Os queixosos queixaram-se da violação do seu direito à vida (art.º 2.º da CEDH) nas vertentes substancial e processual, e da falta de acesso ao processo penal contra os tomadores de reféns. Queixaram-se ainda de não possuírem qualquer meio de recurso contra a inércia das autoridades, de acordo com o artigo 13.º da CEDH.

Depois de numerosas páginas contendo a descrição dos factos e o conjunto de eventos, nomeadamente processuais, que rodearam estes casos internamente, o TEDH concedeu o estatuto de vítima aos sucessores das vítimas falecidas, e entendeu que as autoridades russas tinham tido a possibilidade de impedir o trágico evento da escola de Beslan. Conheciam a situação no Cáucaso do Norte, possuíam a informação dos movimentos de grupos armados pelas estradas e caminhos da região e, apesar de um controlo infrutífero por um polícia sobre um carro dos terroristas, em que o polícia veio a ser privado da sua arma e deixado na estrada, resolveram responder pela inercia à atividade dos terroristas. Entendeu aqui o TEDH que o direito à vida implica a obrigação positiva de proteger a vida das possíveis vítimas pelo que a Rússia devia ter envidado todos os esforços para prevenir esta agressão, o que não fez. Houve assim, uma violação substancial do direito à vida na pessoa de cada uma das vítimas do ataque de Beslan. Na medida também em que a investigação não foi efetiva, que houve pouco trabalho de perícia médico-legal sobre as vítimas e que as próprias autoridades se confessaram ultrapassadas pelo elevado número de vítimas cujos processos deviam tratar, verificou-se a violação do art.º 2.º da CEDH, na sua vertente processual, na pessoa de cada uma das vítimas. Ainda quanto ao artigo 2.º, na medida em que as autoridades não mostraram o receio da perda de vidas inocentes ao conduzirem as operações de combate ao terrorismo, que acabaram por ser mais operações de manutenção da ordem, do que de salvamento das vítimas e assistência a estas, verificou-se mais uma violação do direito das vítimas à vida. E, sempre no domínio do direito à vida, o TEDH conduziu uma análise muito fina e muito exigente do critério da absoluta necessidade do uso da força, imposto pelo n.º 2 do artigo 2.º, para concluir que o emprego da força letal pelo Estado foi para além da necessidade absoluta, não se tendo limitado a esta nas operações de reposição da ordem. Houve, assim, mais uma violação do direito à vida dos reféns por esta não proporção da conduta das autoridades no seu uso da força.
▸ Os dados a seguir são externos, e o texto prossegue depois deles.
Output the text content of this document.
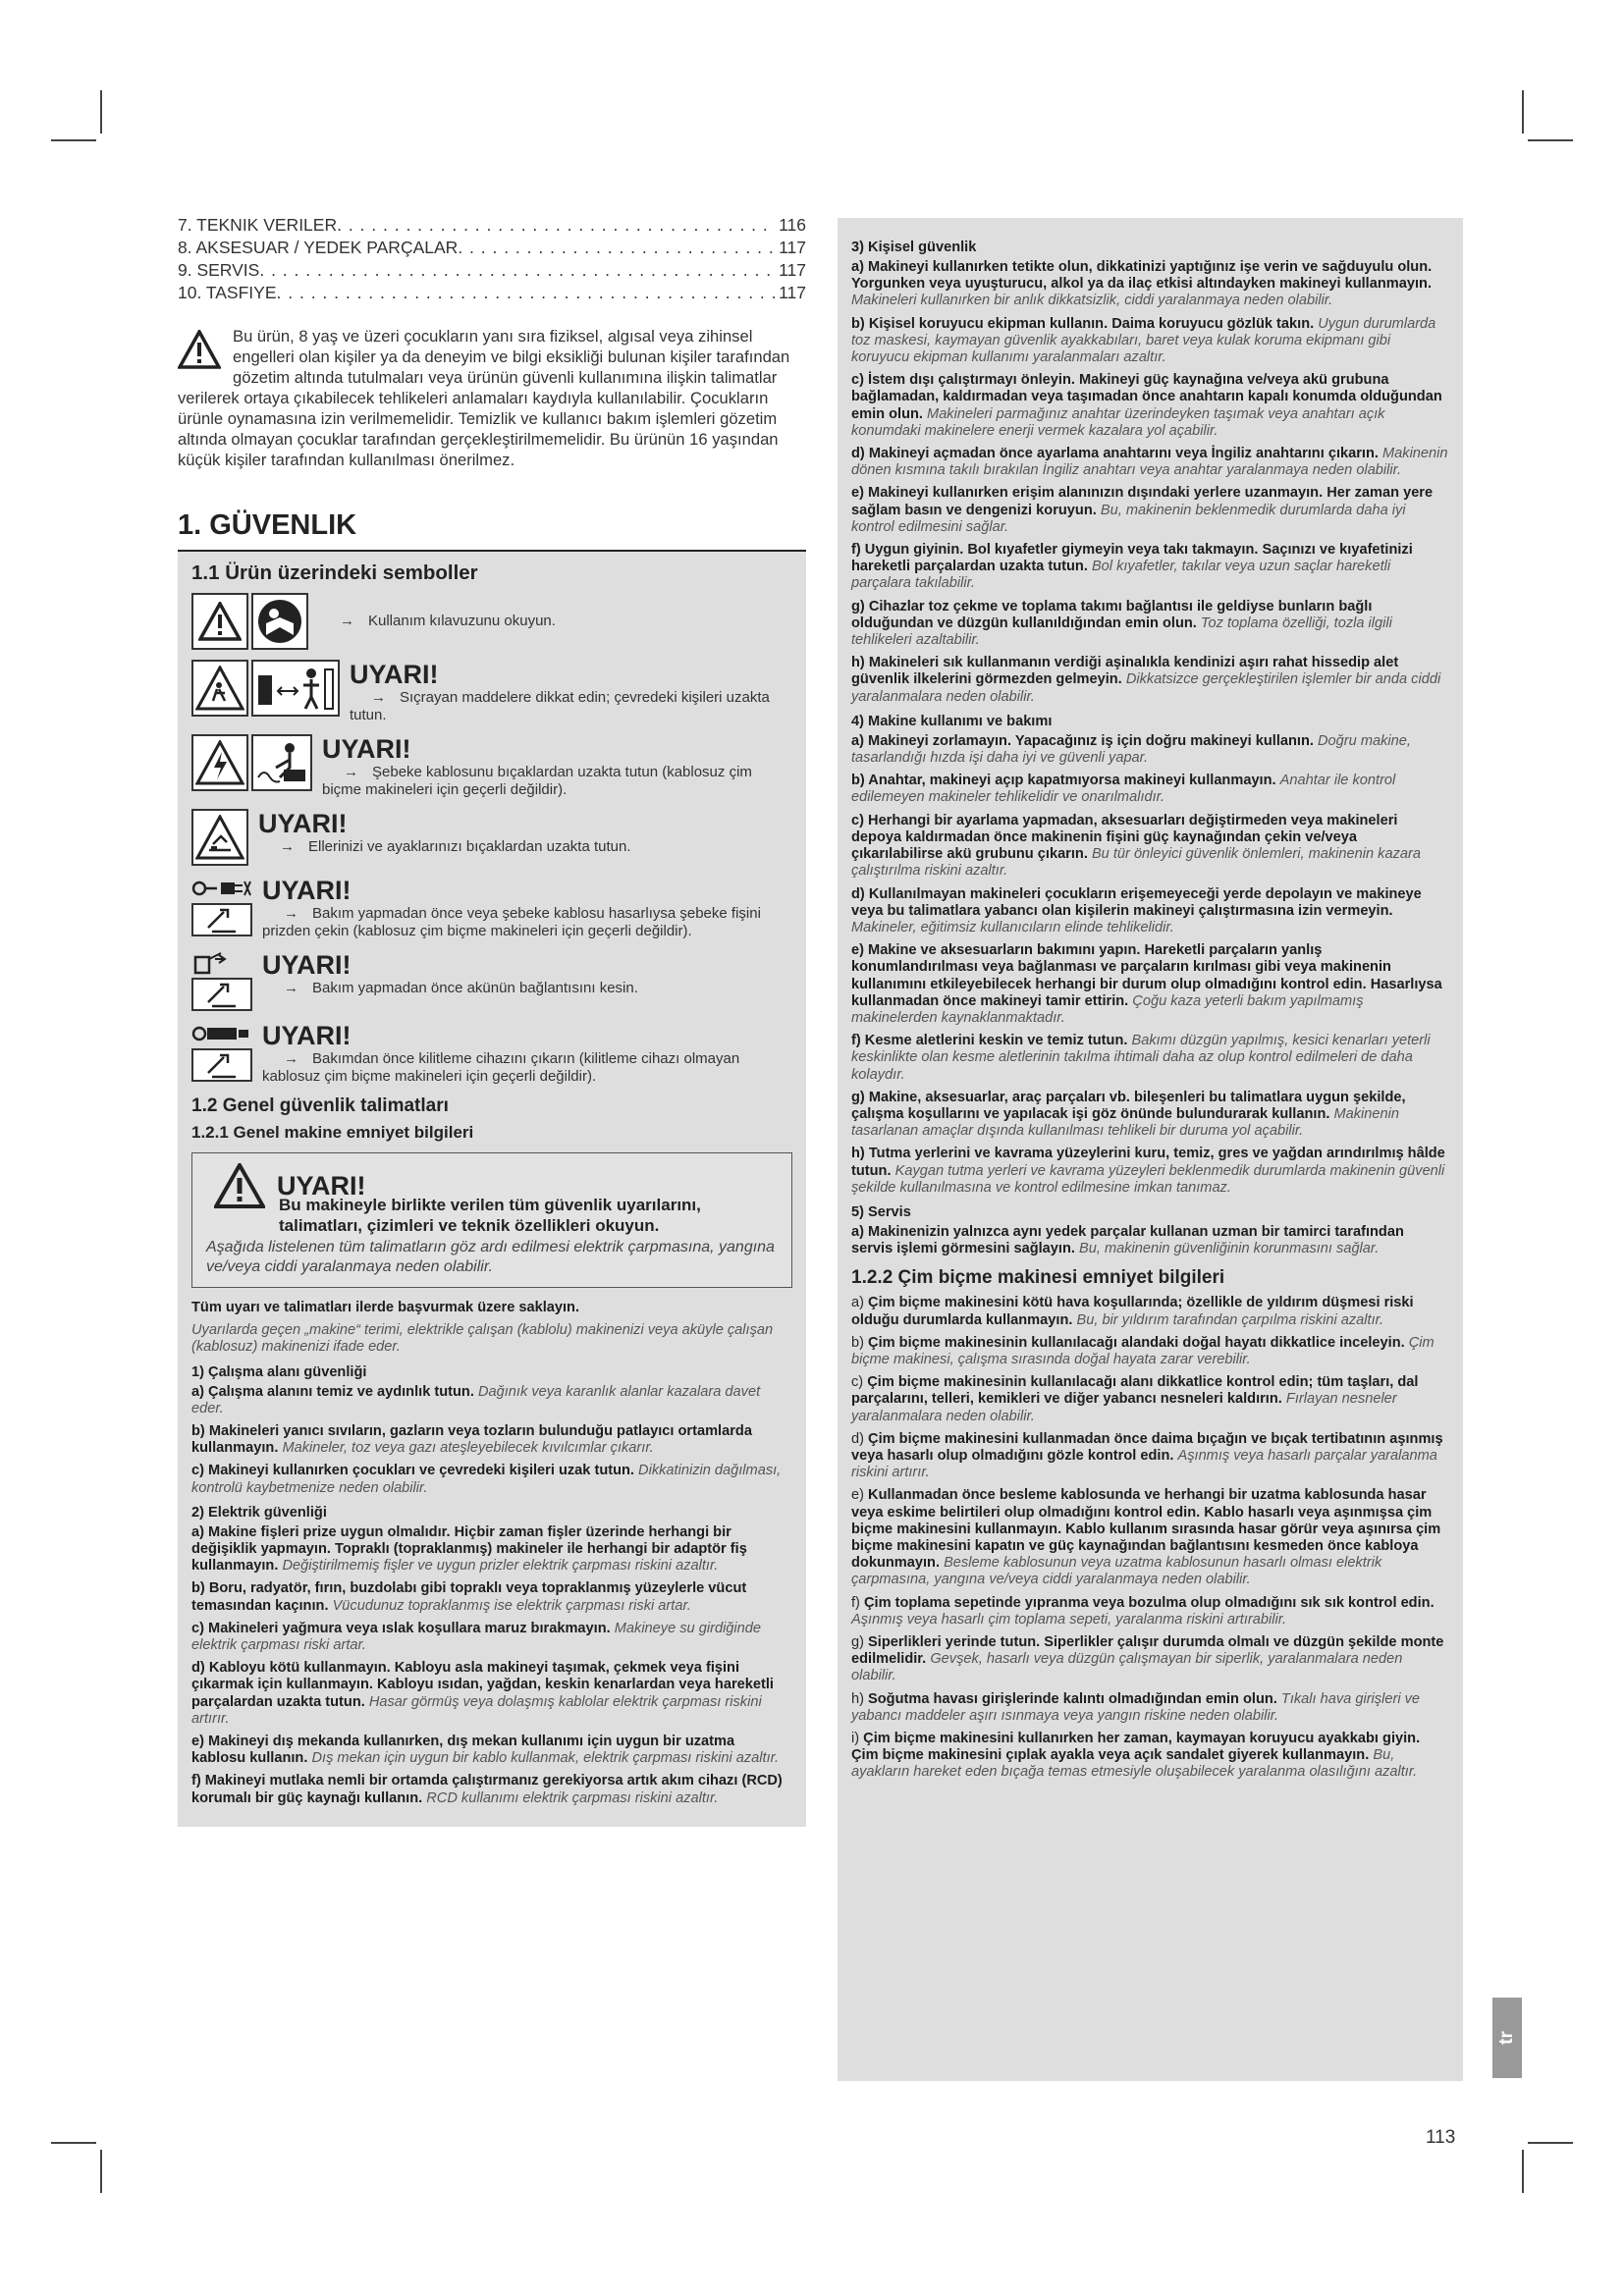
7. TEKNIK VERILER . . .	116
8. AKSESUAR / YEDEK PARÇALAR . . .	117
9. SERVIS . . .	117
10. TASFIYE . . .	117
Bu ürün, 8 yaş ve üzeri çocukların yanı sıra fiziksel, algısal veya zihinsel engelleri olan kişiler ya da deneyim ve bilgi eksikliği bulunan kişiler tarafından gözetim altında tutulmaları veya ürünün güvenli kullanımına ilişkin talimatlar verilerek ortaya çıkabilecek tehlikeleri anlamaları kaydıyla kullanılabilir. Çocukların ürünle oynamasına izin verilmemelidir. Temizlik ve kullanıcı bakım işlemleri gözetim altında olmayan çocuklar tarafından gerçekleştirilmemelidir. Bu ürünün 16 yaşından küçük kişiler tarafından kullanılması önerilmez.
1. GÜVENLIK
1.1 Ürün üzerindeki semboller
→ Kullanım kılavuzunu okuyun.
UYARI!
→ Sıçrayan maddelere dikkat edin; çevredeki kişileri uzakta tutun.
UYARI!
→ Şebeke kablosunu bıçaklardan uzakta tutun (kablosuz çim biçme makineleri için geçerli değildir).
UYARI!
→ Ellerinizi ve ayaklarınızı bıçaklardan uzakta tutun.
UYARI!
→ Bakım yapmadan önce veya şebeke kablosu hasarlıysa şebeke fişini prizden çekin (kablosuz çim biçme makineleri için geçerli değildir).
UYARI!
→ Bakım yapmadan önce akünün bağlantısını kesin.
UYARI!
→ Bakımdan önce kilitleme cihazını çıkarın (kilitleme cihazı olmayan kablosuz çim biçme makineleri için geçerli değildir).
1.2 Genel güvenlik talimatları
1.2.1 Genel makine emniyet bilgileri
UYARI!
Bu makineyle birlikte verilen tüm güvenlik uyarılarını, talimatları, çizimleri ve teknik özellikleri okuyun.
Aşağıda listelenen tüm talimatların göz ardı edilmesi elektrik çarpmasına, yangına ve/veya ciddi yaralanmaya neden olabilir.

Tüm uyarı ve talimatları ilerde başvurmak üzere saklayın.

Uyarılarda geçen „makine“ terimi, elektrikle çalışan (kablolu) makinenizi veya aküyle çalışan (kablosuz) makinenizi ifade eder.

1) Çalışma alanı güvenliği

a) Çalışma alanını temiz ve aydınlık tutun. Dağınık veya karanlık alanlar kazalara davet eder.

b) Makineleri yanıcı sıvıların, gazların veya tozların bulunduğu patlayıcı ortamlarda kullanmayın. Makineler, toz veya gazı ateşleyebilecek kıvılcımlar çıkarır.

c) Makineyi kullanırken çocukları ve çevredeki kişileri uzak tutun. Dikkatinizin dağılması, kontrolü kaybetmenize neden olabilir.

2) Elektrik güvenliği

a) Makine fişleri prize uygun olmalıdır. Hiçbir zaman fişler üzerinde herhangi bir değişiklik yapmayın. Topraklı (topraklanmış) makineler ile herhangi bir adaptör fiş kullanmayın. Değiştirilmemiş fişler ve uygun prizler elektrik çarpması riskini azaltır.

b) Boru, radyatör, fırın, buzdolabı gibi topraklı veya topraklanmış yüzeylerle vücut temasından kaçının. Vücudunuz topraklanmış ise elektrik çarpması riski artar.

c) Makineleri yağmura veya ıslak koşullara maruz bırakmayın. Makineye su girdiğinde elektrik çarpması riski artar.

d) Kabloyu kötü kullanmayın. Kabloyu asla makineyi taşımak, çekmek veya fişini çıkarmak için kullanmayın. Kabloyu ısıdan, yağdan, keskin kenarlardan veya hareketli parçalardan uzakta tutun. Hasar görmüş veya dolaşmış kablolar elektrik çarpması riskini artırır.

e) Makineyi dış mekanda kullanırken, dış mekan kullanımı için uygun bir uzatma kablosu kullanın. Dış mekan için uygun bir kablo kullanmak, elektrik çarpması riskini azaltır.

f) Makineyi mutlaka nemli bir ortamda çalıştırmanız gerekiyorsa artık akım cihazı (RCD) korumalı bir güç kaynağı kullanın. RCD kullanımı elektrik çarpması riskini azaltır.

3) Kişisel güvenlik

a) Makineyi kullanırken tetikte olun, dikkatinizi yaptığınız işe verin ve sağduyulu olun. Yorgunken veya uyuşturucu, alkol ya da ilaç etkisi altındayken makineyi kullanmayın. Makineleri kullanırken bir anlık dikkatsizlik, ciddi yaralanmaya neden olabilir.

b) Kişisel koruyucu ekipman kullanın. Daima koruyucu gözlük takın. Uygun durumlarda toz maskesi, kaymayan güvenlik ayakkabıları, baret veya kulak koruma ekipmanı gibi koruyucu ekipman kullanımı yaralanmaları azaltır.

c) İstem dışı çalıştırmayı önleyin. Makineyi güç kaynağına ve/veya akü grubuna bağlamadan, kaldırmadan veya taşımadan önce anahtarın kapalı konumda olduğundan emin olun. Makineleri parmağınız anahtar üzerindeyken taşımak veya anahtarı açık konumdaki makinelere enerji vermek kazalara yol açabilir.

d) Makineyi açmadan önce ayarlama anahtarını veya İngiliz anahtarını çıkarın. Makinenin dönen kısmına takılı bırakılan İngiliz anahtarı veya anahtar yaralanmaya neden olabilir.

e) Makineyi kullanırken erişim alanınızın dışındaki yerlere uzanmayın. Her zaman yere sağlam basın ve dengenizi koruyun. Bu, makinenin beklenmedik durumlarda daha iyi kontrol edilmesini sağlar.

f) Uygun giyinin. Bol kıyafetler giymeyin veya takı takmayın. Saçınızı ve kıyafetinizi hareketli parçalardan uzakta tutun. Bol kıyafetler, takılar veya uzun saçlar hareketli parçalara takılabilir.

g) Cihazlar toz çekme ve toplama takımı bağlantısı ile geldiyse bunların bağlı olduğundan ve düzgün kullanıldığından emin olun. Toz toplama özelliği, tozla ilgili tehlikeleri azaltabilir.

h) Makineleri sık kullanmanın verdiği aşinalıkla kendinizi aşırı rahat hissedip alet güvenlik ilkelerini görmezden gelmeyin. Dikkatsizce gerçekleştirilen işlemler bir anda ciddi yaralanmalara neden olabilir.

4) Makine kullanımı ve bakımı

a) Makineyi zorlamayın. Yapacağınız iş için doğru makineyi kullanın. Doğru makine, tasarlandığı hızda işi daha iyi ve güvenli yapar.

b) Anahtar, makineyi açıp kapatmıyorsa makineyi kullanmayın. Anahtar ile kontrol edilemeyen makineler tehlikelidir ve onarılmalıdır.

c) Herhangi bir ayarlama yapmadan, aksesuarları değiştirmeden veya makineleri depoya kaldırmadan önce makinenin fişini güç kaynağından çekin ve/veya çıkarılabilirse akü grubunu çıkarın. Bu tür önleyici güvenlik önlemleri, makinenin kazara çalıştırılma riskini azaltır.

d) Kullanılmayan makineleri çocukların erişemeyeceği yerde depolayın ve makineye veya bu talimatlara yabancı olan kişilerin makineyi çalıştırmasına izin vermeyin. Makineler, eğitimsiz kullanıcıların elinde tehlikelidir.

e) Makine ve aksesuarların bakımını yapın. Hareketli parçaların yanlış konumlandırılması veya bağlanması ve parçaların kırılması gibi veya makinenin kullanımını etkileyebilecek herhangi bir durum olup olmadığını kontrol edin. Hasarlıysa kullanmadan önce makineyi tamir ettirin. Çoğu kaza yeterli bakım yapılmamış makinelerden kaynaklanmaktadır.

f) Kesme aletlerini keskin ve temiz tutun. Bakımı düzgün yapılmış, kesici kenarları yeterli keskinlikte olan kesme aletlerinin takılma ihtimali daha az olup kontrol edilmeleri de daha kolaydır.

g) Makine, aksesuarlar, araç parçaları vb. bileşenleri bu talimatlara uygun şekilde, çalışma koşullarını ve yapılacak işi göz önünde bulundurarak kullanın. Makinenin tasarlanan amaçlar dışında kullanılması tehlikeli bir duruma yol açabilir.

h) Tutma yerlerini ve kavrama yüzeylerini kuru, temiz, gres ve yağdan arındırılmış hâlde tutun. Kaygan tutma yerleri ve kavrama yüzeyleri beklenmedik durumlarda makinenin güvenli şekilde kullanılmasına ve kontrol edilmesine imkan tanımaz.

5) Servis

a) Makinenizin yalnızca aynı yedek parçalar kullanan uzman bir tamirci tarafından servis işlemi görmesini sağlayın. Bu, makinenin güvenliğinin korunmasını sağlar.

1.2.2 Çim biçme makinesi emniyet bilgileri

a) Çim biçme makinesini kötü hava koşullarında; özellikle de yıldırım düşmesi riski olduğu durumlarda kullanmayın. Bu, bir yıldırım tarafından çarpılma riskini azaltır.

b) Çim biçme makinesinin kullanılacağı alandaki doğal hayatı dikkatlice inceleyin. Çim biçme makinesi, çalışma sırasında doğal hayata zarar verebilir.

c) Çim biçme makinesinin kullanılacağı alanı dikkatlice kontrol edin; tüm taşları, dal parçalarını, telleri, kemikleri ve diğer yabancı nesneleri kaldırın. Fırlayan nesneler yaralanmalara neden olabilir.

d) Çim biçme makinesini kullanmadan önce daima bıçağın ve bıçak tertibatının aşınmış veya hasarlı olup olmadığını gözle kontrol edin. Aşınmış veya hasarlı parçalar yaralanma riskini artırır.

e) Kullanmadan önce besleme kablosunda ve herhangi bir uzatma kablosunda hasar veya eskime belirtileri olup olmadığını kontrol edin. Kablo hasarlı veya aşınmışsa çim biçme makinesini kullanmayın. Kablo kullanım sırasında hasar görür veya aşınırsa çim biçme makinesini kapatın ve güç kaynağından bağlantısını kesmeden önce kabloya dokunmayın. Besleme kablosunun veya uzatma kablosunun hasarlı olması elektrik çarpmasına, yangına ve/veya ciddi yaralanmaya neden olabilir.

f) Çim toplama sepetinde yıpranma veya bozulma olup olmadığını sık sık kontrol edin. Aşınmış veya hasarlı çim toplama sepeti, yaralanma riskini artırabilir.

g) Siperlikleri yerinde tutun. Siperlikler çalışır durumda olmalı ve düzgün şekilde monte edilmelidir. Gevşek, hasarlı veya düzgün çalışmayan bir siperlik, yaralanmalara neden olabilir.

h) Soğutma havası girişlerinde kalıntı olmadığından emin olun. Tıkalı hava girişleri ve yabancı maddeler aşırı ısınmaya veya yangın riskine neden olabilir.

i) Çim biçme makinesini kullanırken her zaman, kaymayan koruyucu ayakkabı giyin. Çim biçme makinesini çıplak ayakla veya açık sandalet giyerek kullanmayın. Bu, ayakların hareket eden bıçağa temas etmesiyle oluşabilecek yaralanma olasılığını azaltır.

tr
113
Mas desiludiu, como o salienta muito bem o juiz Paulo Pinto de Albuquerque, na sua opinião parcialmente dissidente, ao decidir que não se verificou a violação do artigo 13.º da CEDH, entendendo que, porque várias entidades como a própria Duma Russa se pronunciaram sobre o processo em curso, este teria suficientemente chamado a atenção das autoridades e, por isso, entendeu não ter havido violação do artigo 13.º da CEDH, direito a um recurso efetivo… da inação das autoridades. O certo é que alguns processos ainda hoje correm e que os particulares, vítimas, não conseguiram exprimir com alguma possibilidade de sucesso a sua posição nestes processos.